Jean n’était pas d’accord.
— Les esprits voyagent aussi vite que le mouvement de la lumière quand il n’y a pas d’air. À de telles vitesses, le temps passe plus vite et ce qui représente un clin d’œil pour l’esprit-Christ représente plusieurs années pour vous. Donc, vos treize cents ans ne sont peut-être pour lui que quelques jours. C’est ce que nous appelons la pression du temps.
Dietrich examina cette proposition pendant quelques instants.
— J’admets l’existence de deux sortes de durée : le tempus pour le royaume sublunaire et l’œternia pour les cieux. Mais l’éternité n’est pas le temps, pas plus que le temps n’est une portion de l’éternité – car il ne peut y avoir de temps sans changement, ce qui nécessite un commencement et une fin, et l’éternité n’a ni commencement ni fin. En outre, le mouvement est un attribut des êtres changeables, alors que la lumière est un attribut du feu. Mais un attribut ne peut donner forme à un autre, car sinon le second attribut serait une entité, et nous ne devons pas multiplier les entités sauf en cas de nécessité. Ainsi, la lumière ne peut avoir de mouvement.
Jean frotta ses bras l’un contre l’autre.
— Mais la lumière est une entité. C’est une onde, comme celle qui fait des vagues dans l’eau du bassin.
Dietrich rit de ce trait d’esprit.
— Une vague dans l’eau n’est pas une entité, mais un attribut de l’eau, qui résulte d’une brise, d’un poisson ou d’un caillou qu’on a lancé. Quel est le milieu dans lequel la lumière fait des vagues ?

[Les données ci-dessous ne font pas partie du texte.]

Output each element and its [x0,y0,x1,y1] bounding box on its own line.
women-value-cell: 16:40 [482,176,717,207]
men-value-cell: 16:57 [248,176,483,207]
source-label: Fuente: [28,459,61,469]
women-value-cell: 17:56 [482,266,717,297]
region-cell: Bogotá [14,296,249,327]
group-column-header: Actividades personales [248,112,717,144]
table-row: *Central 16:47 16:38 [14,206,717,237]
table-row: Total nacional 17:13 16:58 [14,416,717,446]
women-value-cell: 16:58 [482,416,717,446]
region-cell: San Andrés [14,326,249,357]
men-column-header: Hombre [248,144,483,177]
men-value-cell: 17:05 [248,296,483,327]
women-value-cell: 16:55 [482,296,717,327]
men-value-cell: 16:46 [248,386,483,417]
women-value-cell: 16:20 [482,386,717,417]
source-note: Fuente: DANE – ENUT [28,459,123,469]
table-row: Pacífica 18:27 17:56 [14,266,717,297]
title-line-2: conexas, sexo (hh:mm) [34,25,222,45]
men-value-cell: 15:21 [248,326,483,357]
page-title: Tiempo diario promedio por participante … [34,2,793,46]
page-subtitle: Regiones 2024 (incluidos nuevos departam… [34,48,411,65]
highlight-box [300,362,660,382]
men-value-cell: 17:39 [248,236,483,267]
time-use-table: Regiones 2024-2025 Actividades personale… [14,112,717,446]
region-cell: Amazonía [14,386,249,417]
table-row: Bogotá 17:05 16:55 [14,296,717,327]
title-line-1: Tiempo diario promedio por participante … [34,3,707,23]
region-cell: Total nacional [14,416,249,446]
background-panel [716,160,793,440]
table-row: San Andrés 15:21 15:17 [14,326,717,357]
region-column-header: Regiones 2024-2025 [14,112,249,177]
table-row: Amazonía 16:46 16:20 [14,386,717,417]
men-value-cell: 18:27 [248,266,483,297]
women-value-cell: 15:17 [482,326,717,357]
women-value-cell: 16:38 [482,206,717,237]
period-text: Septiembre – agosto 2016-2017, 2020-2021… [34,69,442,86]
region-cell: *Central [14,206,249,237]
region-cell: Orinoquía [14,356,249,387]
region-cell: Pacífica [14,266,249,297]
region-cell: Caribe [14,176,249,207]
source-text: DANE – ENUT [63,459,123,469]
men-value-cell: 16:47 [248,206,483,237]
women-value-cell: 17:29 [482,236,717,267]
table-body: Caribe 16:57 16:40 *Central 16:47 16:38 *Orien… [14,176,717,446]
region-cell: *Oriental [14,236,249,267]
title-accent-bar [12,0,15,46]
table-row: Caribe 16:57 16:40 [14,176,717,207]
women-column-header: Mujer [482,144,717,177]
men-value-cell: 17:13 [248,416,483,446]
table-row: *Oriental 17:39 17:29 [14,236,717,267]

— Il n’y a pas de milieu, répliqua Jean. Nos philosophes ont montré que…
— Peut-il y avoir une vague sans eau ? coupa Dietrich en s’esclaffant à nouveau.
— Très bien, fit Jean. Cela ressemble à une onde, mais c’est en fait composé de… de très petits corps.
— De corpuscules, souffla Dietrich. Mais si la lumière était composée de corpuscules – ce qui est une tout autre proposition que celle la définissant comme « une onde sans milieu » –, ceux-ci nous seraient perceptibles grâce au sens du toucher.
Jean fit mine de jeter quelque chose.
— On ne peut discuter semblable raisonnement.
Il se frotta les bras durant un long moment, mais la fourrure dont il était vêtu étouffa le bruit ainsi produit.
— Quand le Heinzelmännchen transmet « mouvement » et « esprit », les termes krenken que je capte peuvent différer des termes allemands que vous prononcez, reprit-il finalement. Pour moi, la pierre qui choit est en mouvement, mais pas le feu qui brûle. Lorsque je dis cela en pressant une certaine touche sur la tête parlante, je libère l’esprit des feux des barils de stockage et ainsi anime la matière. Je sais ce que j’ai dit, mais point ce que vous avez entendu. Avez-vous fini votre nettoyage ? Bien. Allons au presbytère nous mettre près du feu. Ici, pour moi, il fait trop froid.
Ils se dirigèrent vers le vestibule et, tandis que Dietrich enfilait son manteau et en relevait le col, le Krenk poursuivit :
— Mais vous avez énoncé une vérité. Le temps est bien inséparable du mouvement – la durée dépend du degré de mouvement – et le temps a un commencement et une fin. Nos philosophes ont conclu que le temps avait commencé lorsque ce monde et l’autre s’étaient touchés. (Il claqua des mains pour illustrer son propos.) C’était le commencement de toutes choses. Un jour, ils claqueront à nouveau, et tout recommencera.
Dietrich hocha la tête en signe d’assentiment.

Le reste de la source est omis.